この「仕事」とは他ならぬ詐欺であり、それこそ兄弟総出で止めるべき犯罪ではないのかと他人には思える。
だが、彼らは詐欺師の身内として世間から非難される累が及ぶのを恐れたのか、元から精神を病んで行方をくらましたフランツィスカを厄介者と見ていたのかは不明だが、とにかくそうした形で彼女を絶縁したのである。
結局、アンダーソンはロシアでも、ポーランドでもなく、アメリカに移り住んで生涯を終える。
アナスタシアとしても、フランツィスカとしても、彼女は祖国に帰れなかった。
富裕な支援者の一人と結婚はしたものの子供もなく、夫とも不和に陥った彼女は、前述したように晩年は猫を数十匹も放し飼いする等の奇行が目立つようになった。

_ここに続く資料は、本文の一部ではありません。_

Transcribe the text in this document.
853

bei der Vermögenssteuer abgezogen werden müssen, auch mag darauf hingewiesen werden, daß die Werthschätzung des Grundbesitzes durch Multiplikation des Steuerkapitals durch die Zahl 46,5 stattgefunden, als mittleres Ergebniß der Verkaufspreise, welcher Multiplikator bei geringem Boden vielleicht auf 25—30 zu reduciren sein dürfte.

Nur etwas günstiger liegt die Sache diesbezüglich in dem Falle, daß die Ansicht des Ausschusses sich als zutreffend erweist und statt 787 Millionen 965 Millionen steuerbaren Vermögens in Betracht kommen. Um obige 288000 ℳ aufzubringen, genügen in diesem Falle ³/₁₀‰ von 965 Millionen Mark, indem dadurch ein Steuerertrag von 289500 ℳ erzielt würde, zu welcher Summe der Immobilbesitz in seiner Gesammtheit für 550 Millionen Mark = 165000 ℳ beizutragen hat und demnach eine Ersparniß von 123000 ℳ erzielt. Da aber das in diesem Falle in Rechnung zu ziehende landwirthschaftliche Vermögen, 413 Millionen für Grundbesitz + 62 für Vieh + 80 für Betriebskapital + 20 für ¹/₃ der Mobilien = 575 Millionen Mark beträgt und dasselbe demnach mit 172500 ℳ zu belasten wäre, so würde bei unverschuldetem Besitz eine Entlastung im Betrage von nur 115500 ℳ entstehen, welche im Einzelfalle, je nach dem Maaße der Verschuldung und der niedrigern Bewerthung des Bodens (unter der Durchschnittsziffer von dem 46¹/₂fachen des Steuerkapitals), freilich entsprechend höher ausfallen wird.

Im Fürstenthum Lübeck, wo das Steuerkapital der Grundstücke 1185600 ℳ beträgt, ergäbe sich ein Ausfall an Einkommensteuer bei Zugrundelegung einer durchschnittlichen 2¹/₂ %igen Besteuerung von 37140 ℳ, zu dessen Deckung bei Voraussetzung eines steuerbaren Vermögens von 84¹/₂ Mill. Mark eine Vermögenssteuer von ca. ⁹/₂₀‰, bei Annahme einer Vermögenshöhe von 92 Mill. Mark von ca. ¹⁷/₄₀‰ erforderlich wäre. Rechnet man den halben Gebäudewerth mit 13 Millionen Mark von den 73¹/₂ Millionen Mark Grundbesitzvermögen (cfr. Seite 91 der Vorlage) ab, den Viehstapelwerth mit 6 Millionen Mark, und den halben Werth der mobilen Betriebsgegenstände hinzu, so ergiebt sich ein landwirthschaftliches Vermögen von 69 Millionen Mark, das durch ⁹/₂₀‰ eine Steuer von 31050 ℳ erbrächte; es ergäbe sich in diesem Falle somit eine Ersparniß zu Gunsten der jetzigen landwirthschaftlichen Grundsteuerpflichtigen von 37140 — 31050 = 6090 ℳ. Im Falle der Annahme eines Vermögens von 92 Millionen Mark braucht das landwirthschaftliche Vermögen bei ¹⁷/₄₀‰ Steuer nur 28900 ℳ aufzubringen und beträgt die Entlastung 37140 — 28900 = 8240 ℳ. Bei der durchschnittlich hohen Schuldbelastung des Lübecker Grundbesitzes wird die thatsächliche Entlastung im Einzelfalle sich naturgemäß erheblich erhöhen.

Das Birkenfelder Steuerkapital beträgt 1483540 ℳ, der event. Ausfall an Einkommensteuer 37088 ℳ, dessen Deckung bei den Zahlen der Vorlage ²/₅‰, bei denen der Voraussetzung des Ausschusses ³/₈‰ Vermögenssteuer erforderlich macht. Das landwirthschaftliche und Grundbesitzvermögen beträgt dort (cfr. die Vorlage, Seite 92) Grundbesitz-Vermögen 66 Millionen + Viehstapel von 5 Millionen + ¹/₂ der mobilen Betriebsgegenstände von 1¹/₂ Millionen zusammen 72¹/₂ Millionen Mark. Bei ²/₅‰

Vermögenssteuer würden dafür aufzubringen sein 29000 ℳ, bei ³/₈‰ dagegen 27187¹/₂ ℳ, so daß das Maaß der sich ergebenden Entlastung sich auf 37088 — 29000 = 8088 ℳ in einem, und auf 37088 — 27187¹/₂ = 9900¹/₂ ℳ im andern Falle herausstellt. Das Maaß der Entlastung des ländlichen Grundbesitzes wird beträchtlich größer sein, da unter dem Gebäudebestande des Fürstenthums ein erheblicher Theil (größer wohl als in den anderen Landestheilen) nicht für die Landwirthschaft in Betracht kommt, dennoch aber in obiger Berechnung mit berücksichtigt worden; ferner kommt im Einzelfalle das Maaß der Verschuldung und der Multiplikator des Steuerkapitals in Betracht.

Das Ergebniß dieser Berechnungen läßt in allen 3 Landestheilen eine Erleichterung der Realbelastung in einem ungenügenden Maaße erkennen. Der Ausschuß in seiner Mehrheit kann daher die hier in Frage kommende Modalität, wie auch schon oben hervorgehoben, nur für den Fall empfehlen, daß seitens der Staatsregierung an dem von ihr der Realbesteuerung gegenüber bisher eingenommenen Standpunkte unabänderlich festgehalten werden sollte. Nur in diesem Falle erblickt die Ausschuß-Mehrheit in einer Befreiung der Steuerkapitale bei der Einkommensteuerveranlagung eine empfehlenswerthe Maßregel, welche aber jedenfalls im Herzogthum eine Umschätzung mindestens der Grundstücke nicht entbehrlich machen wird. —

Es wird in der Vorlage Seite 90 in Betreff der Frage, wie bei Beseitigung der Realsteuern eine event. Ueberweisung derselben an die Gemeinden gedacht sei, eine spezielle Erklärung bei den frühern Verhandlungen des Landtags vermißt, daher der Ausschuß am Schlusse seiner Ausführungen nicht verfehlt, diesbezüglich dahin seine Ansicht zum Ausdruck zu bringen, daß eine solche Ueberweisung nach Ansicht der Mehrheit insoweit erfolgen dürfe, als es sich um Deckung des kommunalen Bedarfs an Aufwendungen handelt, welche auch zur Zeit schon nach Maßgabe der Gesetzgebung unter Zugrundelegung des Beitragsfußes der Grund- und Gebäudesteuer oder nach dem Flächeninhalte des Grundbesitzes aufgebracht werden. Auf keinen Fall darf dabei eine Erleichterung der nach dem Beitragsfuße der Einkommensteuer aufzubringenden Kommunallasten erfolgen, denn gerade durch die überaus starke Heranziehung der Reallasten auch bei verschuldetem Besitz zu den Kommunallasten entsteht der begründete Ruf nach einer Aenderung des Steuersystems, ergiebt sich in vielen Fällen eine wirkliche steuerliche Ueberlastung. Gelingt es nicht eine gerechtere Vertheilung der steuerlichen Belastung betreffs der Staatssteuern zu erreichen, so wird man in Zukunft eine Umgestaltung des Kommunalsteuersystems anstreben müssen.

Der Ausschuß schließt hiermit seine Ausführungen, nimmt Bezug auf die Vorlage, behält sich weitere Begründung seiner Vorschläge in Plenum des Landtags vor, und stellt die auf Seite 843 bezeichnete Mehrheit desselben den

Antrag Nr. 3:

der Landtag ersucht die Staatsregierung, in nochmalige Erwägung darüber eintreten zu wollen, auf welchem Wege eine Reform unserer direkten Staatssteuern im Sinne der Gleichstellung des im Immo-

実の肉親からは切り捨てられ、表向きは「唯一生き残った皇帝一家のプリンセス」を名乗り続けた彼女にとって、本能の赴くままに行動し、繁殖する猫たちしか心を許せる相手がいなかったのだろうか。
写真に残る実際の皇女アナスタシアは非常にあどけなく、美人揃いの姉皇女たちと比べると決して際立った容姿ではないものの、
「せめて、この末のお姫様だけでもどこかで生き延びてくれればいいのに」
と思わせる可憐さがある(というより、私には未だに、若く美しい皇女たちを惨殺し、遺体を焼き払った人々が理解できない。平和な時代なら憧れの対象となるプリンセスたちの無垢な美は、混迷する時代においてはむしろ憎悪の目線しか注がれなかったのだろうか)。
そもそも「アナスタシア」とは「復活」を意味する名である。
単なる騙しのテクニックに長けた詐欺師として切り捨てるには、生涯に渡って余りにも長く信憑性を持ち続け、今もなお、信奉者を持つというアンナ・アンダーソン。
「アナスタシア」として世間に出てから彼女が辿った光と影は、本物のアナスタシアが生き延びても同じ道のりを歩んだかもしれないと思わせる。
のみならず、まるで無念の死を遂げたアナスタシアの霊が不遇なフランツィスカに憑依して復活し、本来は生き延びて送るはずだった人生をやり直したかのような、暗いロマンを掻き立てるのだ。